Segurando a colher, sai correndo desesperadamente deixando a confusão para trás, até que fica num lugar mais silencioso. Olha para trás... sua família acaba de sair do posto. E o segue de longe, uma distância boa. De onde está, consegue ver a sua mulher gesticulando para ele esperar. Olívio pensa. A colher é apertada pela sua mão direita e, desse jeito, resolve ir em direção da sua família.

No meio do caminho, desvia do caminho e vai para o meio da rodovia. Um caminhão vem na direção contrária em alta velocidade, tenta frear e desviar. Não consegue e pegará Olívio em cheio. No segundo antes, vem tudo à sua mente: quem ele era, o que ele fazia, o que ele queria... tudo fica claro e simples.
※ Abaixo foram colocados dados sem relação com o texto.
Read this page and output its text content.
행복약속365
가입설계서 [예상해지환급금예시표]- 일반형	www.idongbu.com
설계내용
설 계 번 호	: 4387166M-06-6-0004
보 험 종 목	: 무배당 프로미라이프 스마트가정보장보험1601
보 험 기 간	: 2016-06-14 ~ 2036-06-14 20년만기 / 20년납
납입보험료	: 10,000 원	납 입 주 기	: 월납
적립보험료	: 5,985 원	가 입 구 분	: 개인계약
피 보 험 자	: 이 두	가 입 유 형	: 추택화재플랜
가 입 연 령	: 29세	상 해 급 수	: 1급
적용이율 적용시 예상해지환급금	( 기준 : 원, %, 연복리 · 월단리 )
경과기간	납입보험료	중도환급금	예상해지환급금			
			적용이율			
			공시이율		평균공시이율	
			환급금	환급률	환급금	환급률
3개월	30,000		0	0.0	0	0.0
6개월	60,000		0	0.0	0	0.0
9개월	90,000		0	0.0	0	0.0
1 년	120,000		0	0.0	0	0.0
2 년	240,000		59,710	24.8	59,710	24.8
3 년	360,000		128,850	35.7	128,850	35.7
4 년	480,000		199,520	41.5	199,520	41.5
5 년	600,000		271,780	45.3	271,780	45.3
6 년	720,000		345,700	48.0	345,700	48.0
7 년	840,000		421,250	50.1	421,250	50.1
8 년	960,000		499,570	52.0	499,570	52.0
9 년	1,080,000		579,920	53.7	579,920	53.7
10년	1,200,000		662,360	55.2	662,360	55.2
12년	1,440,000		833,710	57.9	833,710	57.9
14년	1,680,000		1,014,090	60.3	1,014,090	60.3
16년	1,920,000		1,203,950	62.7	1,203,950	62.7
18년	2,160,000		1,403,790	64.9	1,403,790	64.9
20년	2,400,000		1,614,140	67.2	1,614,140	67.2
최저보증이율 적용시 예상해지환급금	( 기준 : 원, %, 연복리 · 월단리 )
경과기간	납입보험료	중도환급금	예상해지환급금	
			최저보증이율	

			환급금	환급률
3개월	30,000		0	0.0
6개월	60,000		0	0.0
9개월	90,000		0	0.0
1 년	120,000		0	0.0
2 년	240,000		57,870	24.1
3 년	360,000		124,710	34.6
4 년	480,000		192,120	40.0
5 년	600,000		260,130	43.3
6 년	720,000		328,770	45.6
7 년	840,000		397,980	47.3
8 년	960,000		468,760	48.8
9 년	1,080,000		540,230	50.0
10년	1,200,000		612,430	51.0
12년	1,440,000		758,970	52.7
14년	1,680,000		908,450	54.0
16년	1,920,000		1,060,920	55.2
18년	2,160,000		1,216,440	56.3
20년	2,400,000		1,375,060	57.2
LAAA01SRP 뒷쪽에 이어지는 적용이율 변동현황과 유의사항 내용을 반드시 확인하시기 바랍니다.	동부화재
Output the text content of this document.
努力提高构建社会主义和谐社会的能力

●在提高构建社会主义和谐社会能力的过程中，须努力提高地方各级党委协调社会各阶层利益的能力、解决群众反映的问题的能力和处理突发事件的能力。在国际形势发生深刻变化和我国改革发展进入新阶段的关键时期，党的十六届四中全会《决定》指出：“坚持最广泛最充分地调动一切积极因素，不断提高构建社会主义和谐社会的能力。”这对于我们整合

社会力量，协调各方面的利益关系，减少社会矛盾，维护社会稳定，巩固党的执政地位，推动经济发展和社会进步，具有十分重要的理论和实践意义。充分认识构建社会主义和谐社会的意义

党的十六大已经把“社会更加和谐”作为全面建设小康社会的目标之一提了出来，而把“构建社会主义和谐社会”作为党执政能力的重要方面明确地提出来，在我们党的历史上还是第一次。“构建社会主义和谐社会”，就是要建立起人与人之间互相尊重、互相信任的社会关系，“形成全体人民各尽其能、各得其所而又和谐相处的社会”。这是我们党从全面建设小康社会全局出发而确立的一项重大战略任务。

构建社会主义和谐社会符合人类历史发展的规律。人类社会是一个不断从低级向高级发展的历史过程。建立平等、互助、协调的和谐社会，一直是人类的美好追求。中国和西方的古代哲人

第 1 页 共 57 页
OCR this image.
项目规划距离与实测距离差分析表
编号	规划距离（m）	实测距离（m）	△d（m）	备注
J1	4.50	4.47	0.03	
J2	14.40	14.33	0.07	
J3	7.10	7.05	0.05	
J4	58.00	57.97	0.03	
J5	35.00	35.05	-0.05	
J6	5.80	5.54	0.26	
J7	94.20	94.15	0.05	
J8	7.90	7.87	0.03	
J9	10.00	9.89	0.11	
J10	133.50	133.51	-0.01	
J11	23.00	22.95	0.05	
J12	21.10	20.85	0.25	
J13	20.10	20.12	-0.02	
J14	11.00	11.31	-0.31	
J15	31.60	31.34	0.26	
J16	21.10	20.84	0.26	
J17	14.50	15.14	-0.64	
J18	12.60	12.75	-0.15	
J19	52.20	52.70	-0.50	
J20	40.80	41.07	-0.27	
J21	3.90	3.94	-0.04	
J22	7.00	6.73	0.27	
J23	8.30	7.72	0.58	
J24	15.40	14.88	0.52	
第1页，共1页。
No segundo depois, ele acorda como se fosse de um susto e dá aquela respirada funda. Está em uma cama. Em um hospital, ligado à vários aparelhos que, com a súbita levantada da cama, se desconectam e começam a apitar freneticamente. Logo depois, entra uma enfermeira que o olha e sai pelo corredor dizendo alguma frase que foi difícil de entender... falando como se ele tivesse acordado. Ela volta e diz para ele se acalmar, pois tinha acabado de acordar de um coma. E que tudo seria explicado.

Ele olha ao redor. Não reconhece nada. Passa o olho na escrivaninha ao lado da sua cama... fica tentado ao abrí-la, não sabia por quê. Ele vai a abrindo devagar, e vai se formando a imagem de uma colher de prata. Olívio a pega e sente algo muito estranho, sabe que ela é mais que uma colher... é como uma chave. Nesse momento, ele percebe que não sabe quem é, não sabe o que estava fazendo ali. Então, ele deita... pela janela do quarto o céu estava azul. Segurando fortemente a colher, ele fecha os olhos e dorme novamente.